Where do we stand with group homes? One on Gaston Place is gone. What has happened to the large group of people who have lived there? What is the relationship of homeless and group homes?

Some group homes are well run and offer safe and decent housing; others do not.  Sometimes called ‘board and care’ homes, these are often privately owned and some agree to provide meals.  But in Austin, there is no regulation or registration of these homes, so it is hit or miss.

How does Austin compare to other cities in terms of homelessness? Are there successful models for dealing with homelessness in other cities across Texas or the country?
Our community is receiving national recognition for successfully implementing strategies that end homelessness. In August 2016, Austin was recognized for effectively ending veteran homelessness, ensuring we have a system that makes veteran homelessness rare, brief and non-recurring. ECHO is leading the way on policy and research and we regularly review the most up to date national best practices for cities to address homelessness. Many cities in Texas and on the east and west coasts are seeing an increase in the number of people experiencing homelessness and not in shelters. This corresponds with rising costs of housing and stagnant wages for mid and low incomes. The National Alliance to End Homelessness is a good resource to understand the trends in homelessness across our country and to read about solutions.

How would the affordable housing bond (Proposition A on the November ballot) coming up this fall affect homelessness?

(From the FAQs of Keep Austin Affordable…)

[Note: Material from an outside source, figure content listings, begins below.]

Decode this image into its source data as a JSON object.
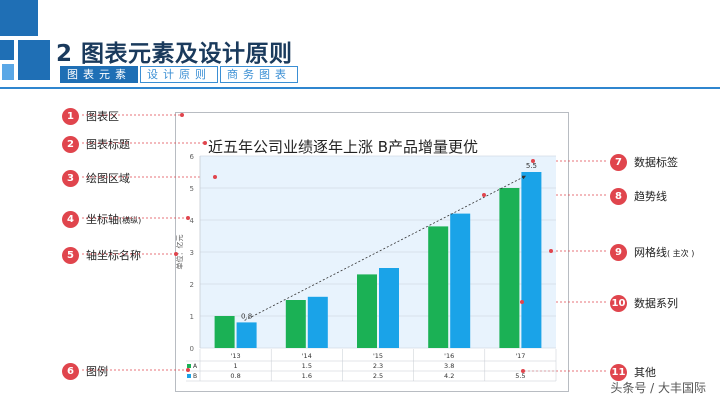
{
  "header": {
    "title": "2 图表元素及设计原则",
    "tabs": [
      {
        "label": "图表元素",
        "active": true
      },
      {
        "label": "设计原则",
        "active": false
      },
      {
        "label": "商务图表",
        "active": false
      }
    ]
  },
  "callouts": [
    {
      "num": "1",
      "label": "图表区"
    },
    {
      "num": "2",
      "label": "图表标题"
    },
    {
      "num": "3",
      "label": "绘图区域"
    },
    {
      "num": "4",
      "label": "坐标轴",
      "sub": "(横纵)"
    },
    {
      "num": "5",
      "label": "轴坐标名称"
    },
    {
      "num": "6",
      "label": "图例"
    },
    {
      "num": "7",
      "label": "数据标签"
    },
    {
      "num": "8",
      "label": "趋势线"
    },
    {
      "num": "9",
      "label": "网格线",
      "sub": "( 主次 )"
    },
    {
      "num": "10",
      "label": "数据系列"
    },
    {
      "num": "11",
      "label": "其他"
    }
  ],
  "colors": {
    "brand": "#1f6fb5",
    "accent": "#2f86cf",
    "callout": "#e0454d",
    "seriesA": "#1bb155",
    "seriesB": "#1aa3e8",
    "plotBg": "#e8f3fd"
  },
  "chart_data": {
    "type": "bar",
    "title": "近五年公司业绩逐年上涨  B产品增量更优",
    "ylabel": "单位：亿元",
    "xlabel": "",
    "ylim": [
      0,
      6
    ],
    "yticks": [
      0,
      1,
      2,
      3,
      4,
      5,
      6
    ],
    "categories": [
      "'13",
      "'14",
      "'15",
      "'16",
      "'17"
    ],
    "series": [
      {
        "name": "A",
        "values": [
          1,
          1.5,
          2.3,
          3.8,
          5
        ]
      },
      {
        "name": "B",
        "values": [
          0.8,
          1.6,
          2.5,
          4.2,
          5.5
        ]
      }
    ],
    "table_rows": [
      {
        "name": "A",
        "cells": [
          "1",
          "1.5",
          "2.3",
          "3.8",
          ""
        ]
      },
      {
        "name": "B",
        "cells": [
          "0.8",
          "1.6",
          "2.5",
          "4.2",
          "5.5"
        ]
      }
    ],
    "data_labels": [
      {
        "series": "B",
        "index": 0,
        "text": "0.8"
      },
      {
        "series": "B",
        "index": 4,
        "text": "5.5"
      }
    ],
    "trendline": true,
    "grid": "horizontal",
    "legend": "data-table"
  },
  "watermark": "头条号 / 大丰国际"
}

Affordable housing bonds would be used to build new houses and apartments as well as repair and renovate existing homes for families whose total income is 50% or less of median family income. Currently, this would mean under $33,000/year for married couples and under $41,000/year for a family of 4. Many of these families are service industry workers, child care providers, construction workers and even some public employees. This would also included seniors on fixed incomes, homeless veterans, and people with disabilities.

Keep Austin Affordable believes our community is better off when low wage workers and their families can find affordable housing in the city.

In 2006, the voters of Austin approved the first ever affordable housing bonds, totaling $55 million. These funds were used to build and repair over 3400 homes for low-income families, people with disabilities, and seniors on fixed incomes. The bonds were also used to bring in an additional $197 million in federal and private matching money, a 4:1 match, and created 2500 new jobs. All of the 2006 bond dollars were spent.

In 2013, the voters of Austin approved a second bond package, totaling $65 million. These funds were used to repair over 1,200 homes for Austin homeowners, and built hundreds of deeply affordable rental units that working families are now living in. In addition, the 2013 bonds continued to attract dollars from the Federal government for a 7:1 leverage ratio. All of the 2013 bond dollars have been spent or dedicated to a service, meaning the need to pass new bonds to continue to address affordability is critical.